Der Konflikt eskalierte im Oktober 2025, als der ZVK 95 Prozent der Mitgliedsbeiträge des ZDK forderte. Als Reaktion passte der ZDK seine Beitragsstruktur an und setzte umfassende Satzungsänderungen durch. Nach den neuen Regeln entfallen die bisher garantierten drei Sitze sowie ein Vizepräsidentenposten für den ZVK im Führungsgremium des ZDK. Stattdessen verbleibt nur noch ein Vertreter aus der Handwerksführung.
Die Reformen beenden zudem die langjährige Praxis der personellen Verflechtung in den Gremien. Eine strikte Trennung zwischen den beiden Organisationen wird nun durchgesetzt: Der ZDK besteht darauf, dass alle Personalentscheidungen künftig über die Mitgliederversammlung laufen müssen.
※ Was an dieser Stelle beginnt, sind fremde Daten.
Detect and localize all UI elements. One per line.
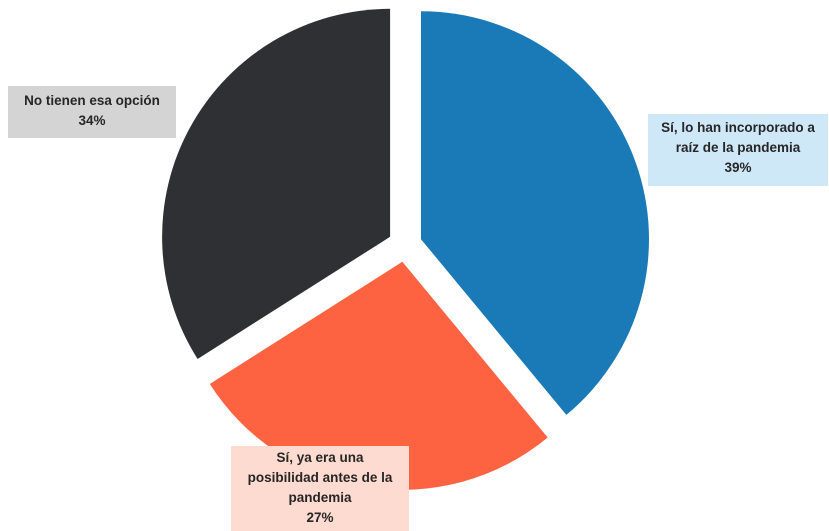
slice-label-before-pandemic-line-2: posibilidad antes de la [247,470,393,485]
slice-label-no-option-line-1: No tienen esa opción [24,93,160,108]
slice-label-before-pandemic-line-1: Sí, ya era una [276,450,364,465]
slice-value-incorporated: 39% [724,160,752,175]
slice-value-before-pandemic: 27% [306,510,334,525]
slice-label-incorporated: Sí, lo han incorporado a raíz de la pand… [648,114,828,186]
pie-slice-no-option [162,8,391,359]
pie-slice-before-pandemic [209,261,548,490]
slice-label-no-option: No tienen esa opción 34% [8,86,176,138]
slice-value-no-option: 34% [78,113,106,128]
slice-label-before-pandemic: Sí, ya era una posibilidad antes de la p… [231,446,409,531]
slice-label-before-pandemic-line-3: pandemia [288,490,352,505]
pie-slice-incorporated [420,11,649,415]
slice-label-incorporated-line-1: Sí, lo han incorporado a [661,120,815,135]
slice-label-incorporated-line-2: raíz de la pandemia [675,140,801,155]
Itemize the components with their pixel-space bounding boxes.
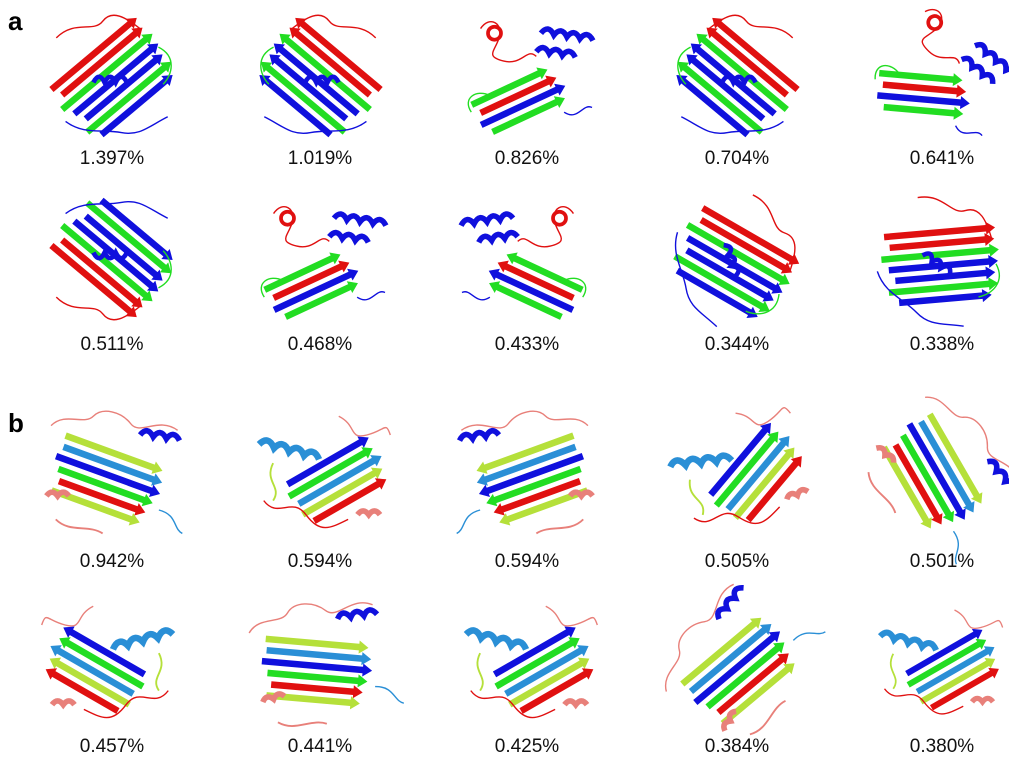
structure — [644, 174, 821, 354]
structure — [650, 571, 826, 753]
percentage: 0.641% — [910, 148, 975, 169]
percentage: 0.594% — [288, 551, 353, 572]
percentage: 0.384% — [705, 736, 770, 757]
percentage: 0.425% — [495, 736, 560, 757]
structure — [661, 394, 829, 549]
structure — [461, 207, 586, 326]
percentage: 0.511% — [80, 334, 143, 355]
percentage: 0.468% — [288, 334, 353, 355]
percentage: 0.433% — [495, 334, 560, 355]
percentage: 1.397% — [80, 148, 145, 169]
structure — [664, 12, 806, 149]
panel-label: a — [8, 6, 23, 36]
structure — [466, 606, 603, 721]
figure-canvas: a b 1.397% 1.019% 0.826% 0.704% 0.641% 0… — [0, 0, 1009, 760]
structure — [457, 411, 597, 533]
structure — [44, 12, 186, 149]
percentage: 0.942% — [80, 551, 145, 572]
figure: a b 1.397% 1.019% 0.826% 0.704% 0.641% 0… — [0, 0, 1009, 760]
percentage: 0.594% — [495, 551, 560, 572]
percentage: 0.704% — [705, 148, 770, 169]
structure — [858, 0, 1009, 165]
percentage: 0.338% — [910, 334, 975, 355]
percentage: 0.380% — [910, 736, 975, 757]
panel-label: b — [8, 408, 24, 438]
structure — [259, 416, 396, 531]
percentage: 0.344% — [705, 334, 770, 355]
structure — [237, 585, 404, 739]
percentage: 0.441% — [288, 736, 353, 757]
percentage: 1.019% — [288, 148, 353, 169]
structure — [468, 22, 593, 141]
structure — [261, 207, 386, 326]
structure — [247, 12, 389, 149]
structure — [880, 610, 1008, 717]
structure — [44, 186, 186, 323]
structure — [849, 381, 1009, 565]
structure — [42, 411, 182, 533]
percentage: 0.505% — [705, 551, 770, 572]
percentage: 0.457% — [80, 736, 145, 757]
structure — [36, 606, 173, 721]
percentage: 0.501% — [910, 551, 975, 572]
percentage: 0.826% — [495, 148, 560, 169]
Damit soll sichergestellt werden, dass etablierte Branchenvertreter zwar weiterhin in Führungspositionen aufsteigen können – allerdings nur über formale Wege.
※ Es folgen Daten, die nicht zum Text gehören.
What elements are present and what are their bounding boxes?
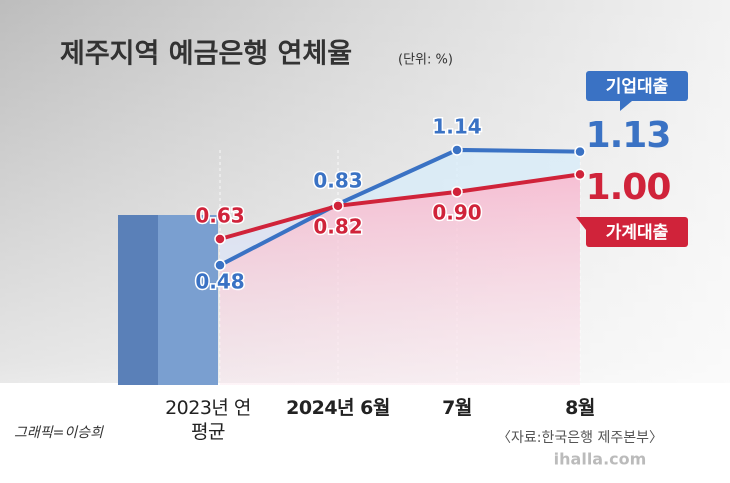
point xyxy=(451,144,463,156)
data-label: 0.83 xyxy=(313,169,362,193)
point xyxy=(214,233,226,245)
x-tick-label: 2024년 6월 xyxy=(286,397,390,419)
series-line xyxy=(219,172,581,241)
legend-pointer xyxy=(620,101,632,111)
point xyxy=(214,259,226,271)
area xyxy=(220,149,580,266)
point xyxy=(332,200,344,212)
credit: 그래픽=이승희 xyxy=(14,425,104,441)
point xyxy=(574,168,586,181)
data-label: 0.82 xyxy=(313,214,362,238)
point xyxy=(574,145,586,158)
source: 〈자료:한국은행 제주본부〉 xyxy=(497,430,663,446)
series-line xyxy=(219,147,581,267)
data-label: 0.90 xyxy=(432,200,481,224)
watermark: ihalla.com xyxy=(554,450,647,469)
end-label: 1.00 xyxy=(586,167,671,208)
point xyxy=(451,186,463,198)
building xyxy=(118,215,218,385)
footer-band xyxy=(0,383,730,483)
legend-box xyxy=(586,71,688,101)
x-tick-label: 7월 xyxy=(442,397,472,419)
legend-pointer xyxy=(576,217,600,230)
legend-box xyxy=(586,217,688,247)
data-label: 0.48 xyxy=(195,270,244,294)
area xyxy=(220,174,580,385)
data-label: 0.63 xyxy=(195,203,244,227)
x-tick-label: 8월 xyxy=(565,397,595,419)
legend-label: 가계대출 xyxy=(606,223,669,243)
chart-title: 제주지역 예금은행 연체율 xyxy=(60,39,352,70)
x-tick-label: 2023년 연평균 xyxy=(165,397,251,443)
end-label: 1.13 xyxy=(586,115,671,156)
unit: (단위: %) xyxy=(398,53,453,68)
data-label: 1.14 xyxy=(432,114,481,138)
legend-label: 기업대출 xyxy=(606,77,669,97)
Um eine Isolation der Innungen zu verhindern, hat der ZDK direkte Wege für Handwerksbetriebe geschaffen, sich der Bonner Zentrale anzuschließen. Zudem plant der Verband, in den betroffenen Regionen vermehrt Aufklärungsarbeit zu leisten und die Gründe sowie Folgen des Rückzugs zu erläutern. Trotz der Trennung lässt der ZDK die Tür für eine mögliche zukünftige Zusammenarbeit offen. Eine Rückkehr zur Kooperation bleibt demnach möglich – vorausgesetzt, der ZVK akzeptiert die neuen Strukturen und anerkennt die politische Entscheidungshoheit der Bonner Führung.
Die Reformen des ZDK schwächen den Einfluss des ZVK und bündeln die Entscheidungsgewalt in Bonn. Handwerksbetriebe haben nun klarere Möglichkeiten, sich der Zentrale anzuschließen, während Führungspositionen künftig über die Mitgliederversammlung besetzt werden. Die Änderungen spiegeln einen breiteren Kurswechsel wider: mehr Transparenz und ein Bruch mit den bisherigen organisatorischen Überschneidungen.